Wakon Iron

I often spent time with my Uncle Wakon Iron. He always kept a small drum by his chair and when nearing his front door one could hear him singing with the drum. I know he had many things and many people in his life that he cared about. Two of those were the Osage People and the Osage Baptist Church located north of the Pawhuska Indian Village, also known as Indian Camp. I have always thought of him as a sincere and caring person who supported those things he cared about in a private and non-public way.

He was born in 1891 on the south bank of Cedar Creek, a small stream a few miles north of Pawhuska. One crosses Cedar Creek after turning east, going to Bartlesville. It is a perfect setting for a camp. The site has a natural high rock wall on the South and Cedar Creek on the North. With a natural artesian spring just a few feet from the edge of Cedar Creek.

His Osage name was Wa ko’n tia’n, he was the son of Wa e’g la’n ka, also known as Red Corn.

One evening Uncle Wakon told me of an experience he had as a young boy sitting on a blanket on the ground, listening to an old Osage Man of Knowledge.
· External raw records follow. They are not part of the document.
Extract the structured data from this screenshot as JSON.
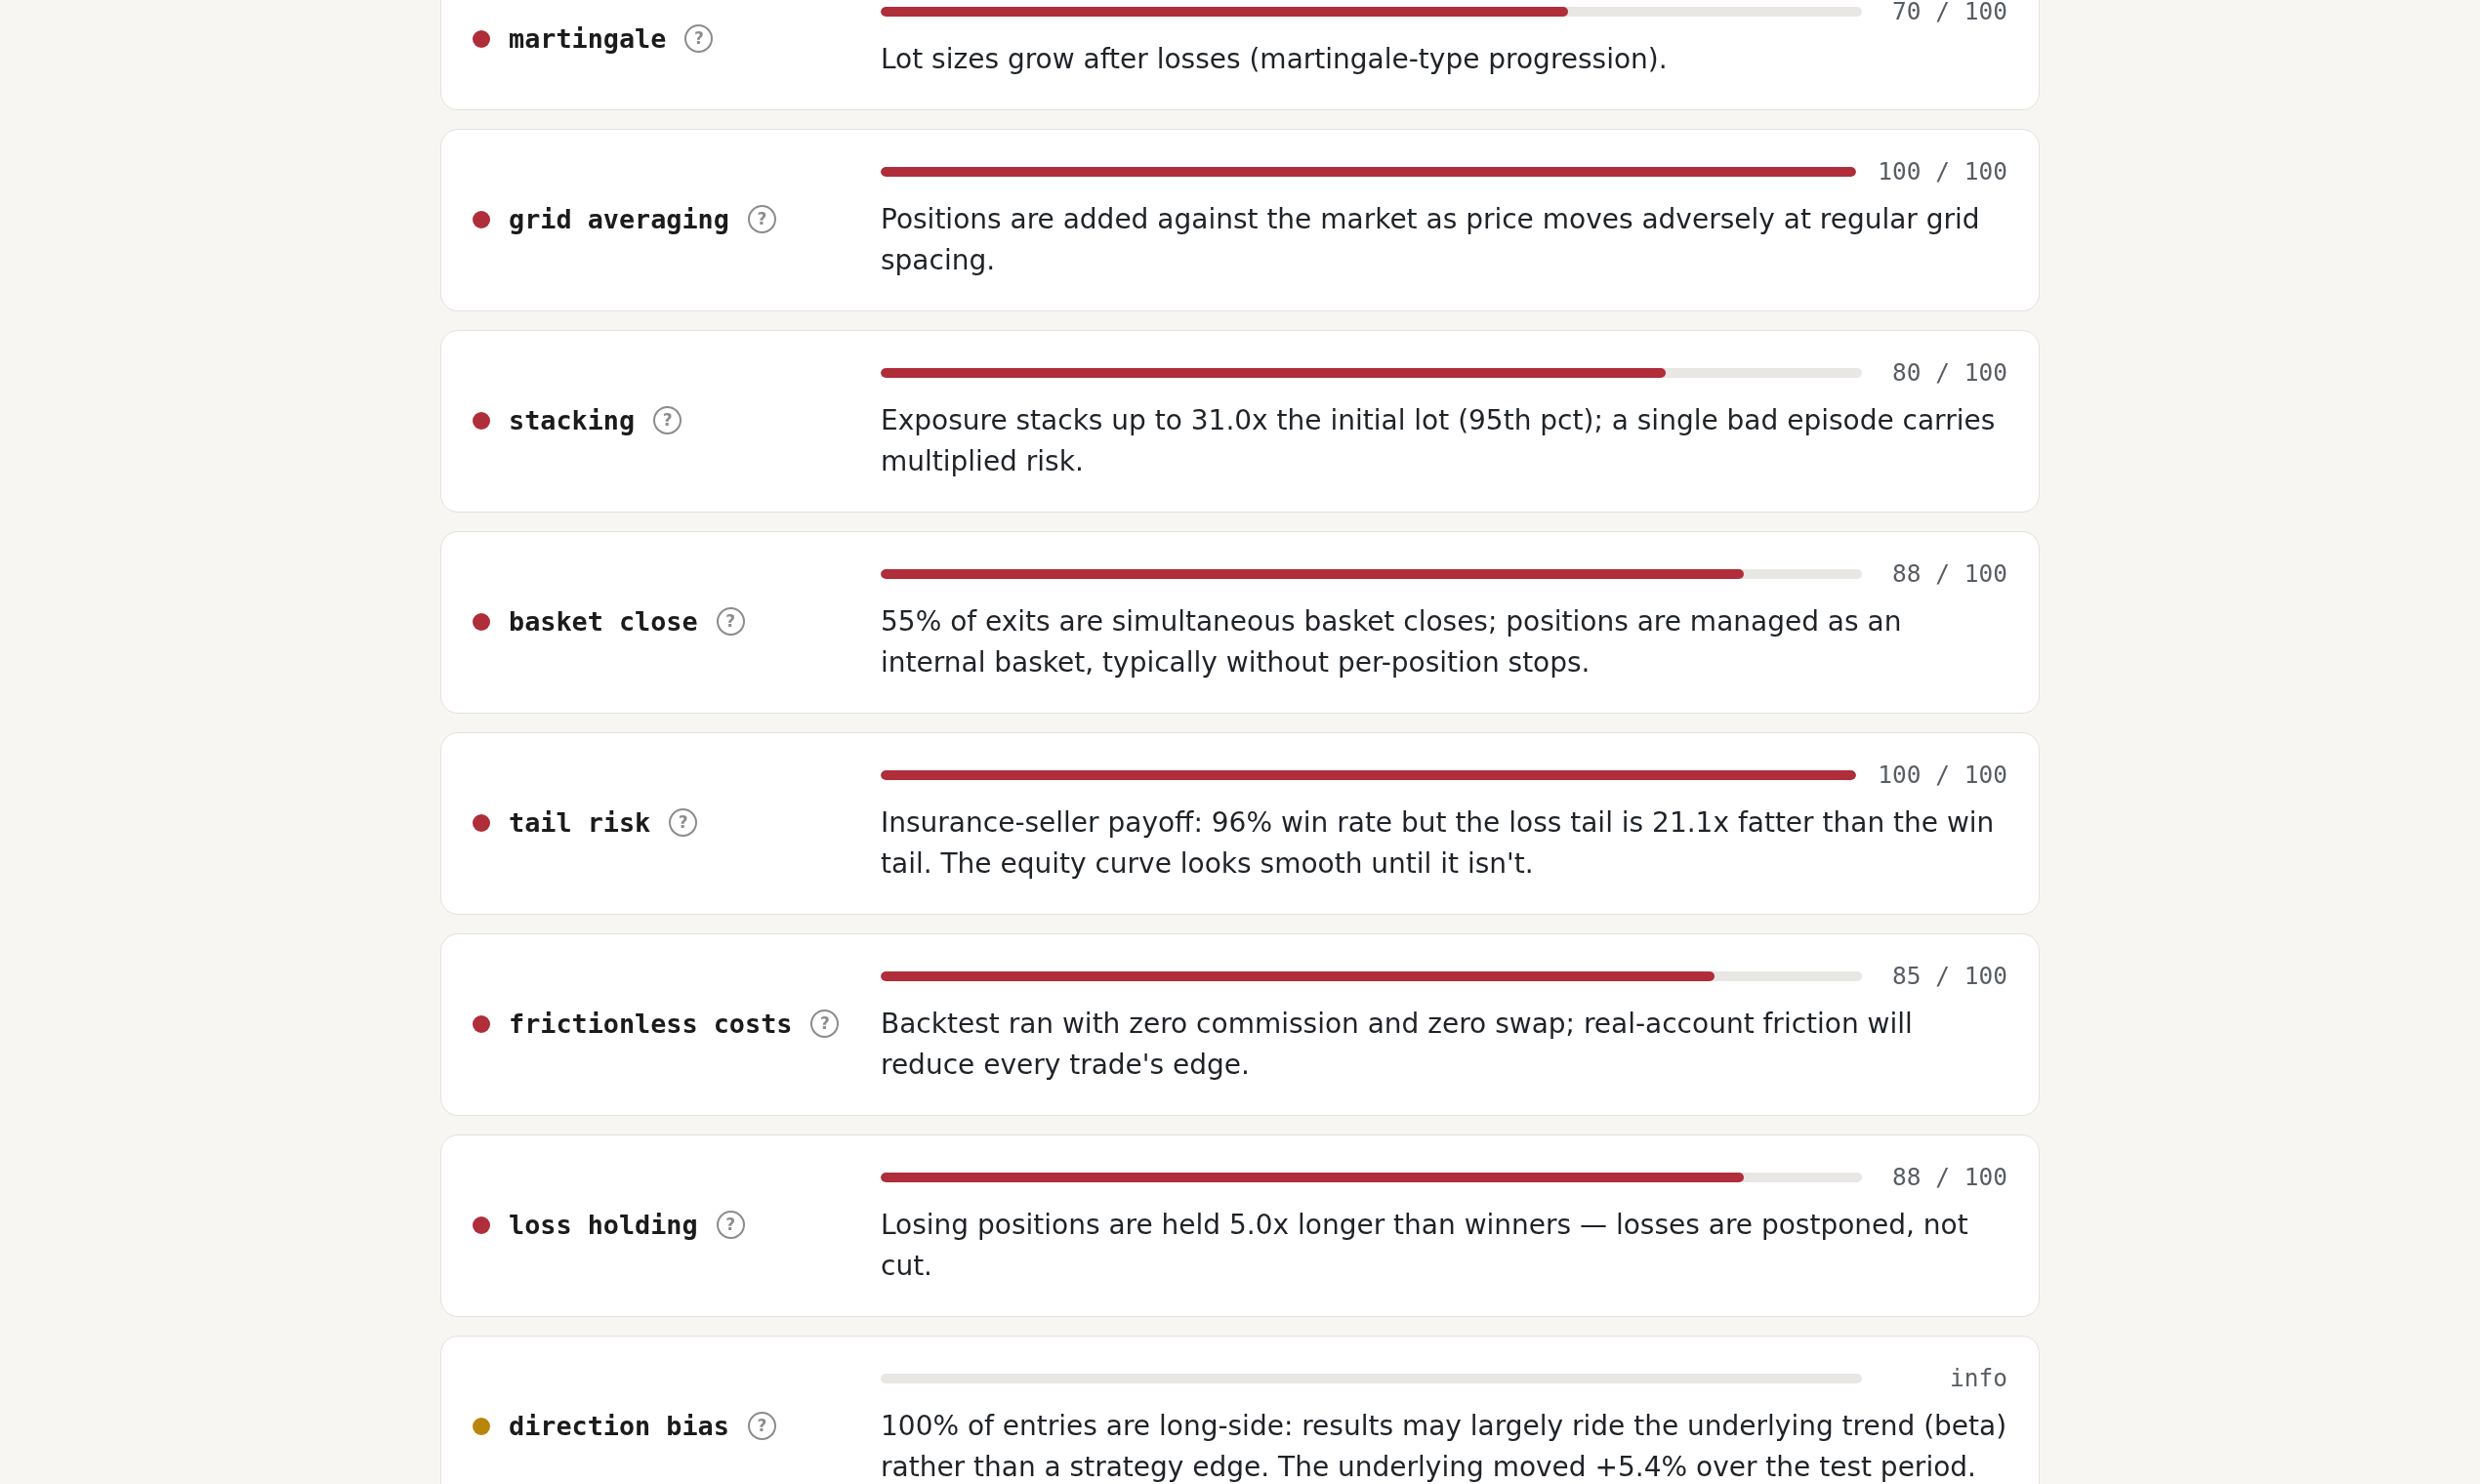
{
  "risk_factors": [
    {
      "name": "martingale",
      "color": "#b02d3a",
      "help": "?",
      "level": 0.7,
      "score": "70 / 100",
      "description": "Lot sizes grow after losses (martingale-type progression)."
    },
    {
      "name": "grid averaging",
      "color": "#b02d3a",
      "help": "?",
      "level": 1.0,
      "score": "100 / 100",
      "description": "Positions are added against the market as price moves adversely at regular grid spacing."
    },
    {
      "name": "stacking",
      "color": "#b02d3a",
      "help": "?",
      "level": 0.8,
      "score": "80 / 100",
      "description": "Exposure stacks up to 31.0x the initial lot (95th pct); a single bad episode carries multiplied risk."
    },
    {
      "name": "basket close",
      "color": "#b02d3a",
      "help": "?",
      "level": 0.88,
      "score": "88 / 100",
      "description": "55% of exits are simultaneous basket closes; positions are managed as an internal basket, typically without per-position stops."
    },
    {
      "name": "tail risk",
      "color": "#b02d3a",
      "help": "?",
      "level": 1.0,
      "score": "100 / 100",
      "description": "Insurance-seller payoff: 96% win rate but the loss tail is 21.1x fatter than the win tail. The equity curve looks smooth until it isn't."
    },
    {
      "name": "frictionless costs",
      "color": "#b02d3a",
      "help": "?",
      "level": 0.85,
      "score": "85 / 100",
      "description": "Backtest ran with zero commission and zero swap; real-account friction will reduce every trade's edge."
    },
    {
      "name": "loss holding",
      "color": "#b02d3a",
      "help": "?",
      "level": 0.88,
      "score": "88 / 100",
      "description": "Losing positions are held 5.0x longer than winners — losses are postponed, not cut."
    },
    {
      "name": "direction bias",
      "color": "#b8860b",
      "help": "?",
      "score": "info",
      "description": "100% of entries are long-side: results may largely ride the underlying trend (beta) rather than a strategy edge. The underlying moved +5.4% over the test period."
    }
  ]
}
He and the other young boys sat in a semi-circle facing the Old Man. The Old Man placed several small sticks, side by side in front of himself. The Old Man picked up one of them, and while holding the stick he explained to the boys what that stick represented. 
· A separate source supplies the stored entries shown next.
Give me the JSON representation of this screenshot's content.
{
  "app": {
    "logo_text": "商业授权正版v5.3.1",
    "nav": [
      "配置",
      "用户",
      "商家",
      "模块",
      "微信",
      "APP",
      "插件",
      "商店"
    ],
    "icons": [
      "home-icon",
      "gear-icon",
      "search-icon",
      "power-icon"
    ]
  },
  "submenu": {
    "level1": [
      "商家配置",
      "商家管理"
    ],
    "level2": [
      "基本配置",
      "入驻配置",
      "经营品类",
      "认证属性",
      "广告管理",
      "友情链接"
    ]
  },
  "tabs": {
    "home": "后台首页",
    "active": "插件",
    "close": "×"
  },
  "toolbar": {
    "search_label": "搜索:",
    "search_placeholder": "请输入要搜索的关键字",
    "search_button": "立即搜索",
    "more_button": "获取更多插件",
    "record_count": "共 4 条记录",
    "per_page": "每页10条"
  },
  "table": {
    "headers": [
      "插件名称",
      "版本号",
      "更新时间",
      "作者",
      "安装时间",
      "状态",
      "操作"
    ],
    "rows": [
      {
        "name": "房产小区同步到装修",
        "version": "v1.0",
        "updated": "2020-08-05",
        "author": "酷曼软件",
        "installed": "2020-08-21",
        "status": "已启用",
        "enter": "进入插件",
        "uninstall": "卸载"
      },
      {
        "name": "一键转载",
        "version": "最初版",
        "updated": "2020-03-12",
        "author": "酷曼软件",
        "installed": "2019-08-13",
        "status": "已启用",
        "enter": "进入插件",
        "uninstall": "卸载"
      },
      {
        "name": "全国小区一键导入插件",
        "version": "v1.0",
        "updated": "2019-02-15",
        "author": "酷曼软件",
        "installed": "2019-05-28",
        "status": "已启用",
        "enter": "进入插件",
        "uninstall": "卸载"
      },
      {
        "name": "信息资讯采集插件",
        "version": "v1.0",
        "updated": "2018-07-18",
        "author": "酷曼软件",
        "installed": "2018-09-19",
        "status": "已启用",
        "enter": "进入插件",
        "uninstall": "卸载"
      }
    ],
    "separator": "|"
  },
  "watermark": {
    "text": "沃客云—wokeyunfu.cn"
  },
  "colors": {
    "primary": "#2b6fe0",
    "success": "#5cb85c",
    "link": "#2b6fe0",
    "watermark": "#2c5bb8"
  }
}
When he finished explaining the meaning of the stick the Old Man laid the stick down and picked up the next stick and told the boys what that stick represented. 
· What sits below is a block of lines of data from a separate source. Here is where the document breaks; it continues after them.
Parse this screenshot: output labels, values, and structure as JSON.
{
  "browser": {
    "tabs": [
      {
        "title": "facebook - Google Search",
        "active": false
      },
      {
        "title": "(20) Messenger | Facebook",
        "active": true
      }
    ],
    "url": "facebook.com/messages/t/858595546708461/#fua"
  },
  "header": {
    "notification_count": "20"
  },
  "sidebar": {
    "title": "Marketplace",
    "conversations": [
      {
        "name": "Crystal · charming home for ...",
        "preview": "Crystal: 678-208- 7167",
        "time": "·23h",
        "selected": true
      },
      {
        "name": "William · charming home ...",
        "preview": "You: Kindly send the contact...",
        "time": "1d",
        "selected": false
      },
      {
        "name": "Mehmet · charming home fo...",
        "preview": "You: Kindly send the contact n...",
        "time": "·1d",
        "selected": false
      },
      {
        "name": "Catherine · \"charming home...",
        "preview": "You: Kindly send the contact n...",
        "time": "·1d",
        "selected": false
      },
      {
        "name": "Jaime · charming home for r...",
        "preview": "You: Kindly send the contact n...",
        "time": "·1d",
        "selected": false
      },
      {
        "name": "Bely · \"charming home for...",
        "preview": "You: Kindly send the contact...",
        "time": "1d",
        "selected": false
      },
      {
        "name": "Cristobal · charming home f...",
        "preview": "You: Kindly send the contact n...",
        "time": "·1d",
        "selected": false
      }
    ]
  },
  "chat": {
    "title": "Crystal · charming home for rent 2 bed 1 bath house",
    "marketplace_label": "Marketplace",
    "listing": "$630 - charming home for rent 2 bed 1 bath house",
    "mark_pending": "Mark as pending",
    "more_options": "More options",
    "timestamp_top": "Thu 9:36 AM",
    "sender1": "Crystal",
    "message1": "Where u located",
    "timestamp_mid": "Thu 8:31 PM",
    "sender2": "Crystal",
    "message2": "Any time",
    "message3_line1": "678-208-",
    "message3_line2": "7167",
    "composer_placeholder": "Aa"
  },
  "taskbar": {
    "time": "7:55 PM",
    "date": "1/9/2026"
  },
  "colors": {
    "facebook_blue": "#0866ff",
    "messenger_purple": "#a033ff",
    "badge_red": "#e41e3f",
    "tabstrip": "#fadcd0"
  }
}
He said in the one session he remembered very well the sticks represented different Clans in the complex structure of the Osage People,

He told me we are a part of the Tsi-zhu  Wah-shta-ge Clan. He said the Tsi-zhu Wah-stah-ge are peaceful people.  He thought that is why our family has so many artists. 

Most Osage families that I know of have had elders they got to know. I suppose some of them, for various reasons, did not get to know their Elders as well as they wanted to know them. Those who did know their Elders have an appreciation for them. 

I, like others who grew up in Osage Country, have known some older Osages who were not closely related, and in all of those instances those Older Osages treated them with a respect they appreciated. I know that was my experience. I remember as a child being surprised at how many of those Older Ones remembered my name, and who I was. 

Uncle Wakon told me and that he and our Grandfather were full brothers and because Grandfather was no longer with us that Uncle Wakon’s role was to take Grandfathers place as our Grandfather, and he took that responsibility seriously.        

I believe that view of life to be the reason those Older Osages knew who I was when I was a child, even if I did not know who they were. Also, I know that is a very good way to build a life.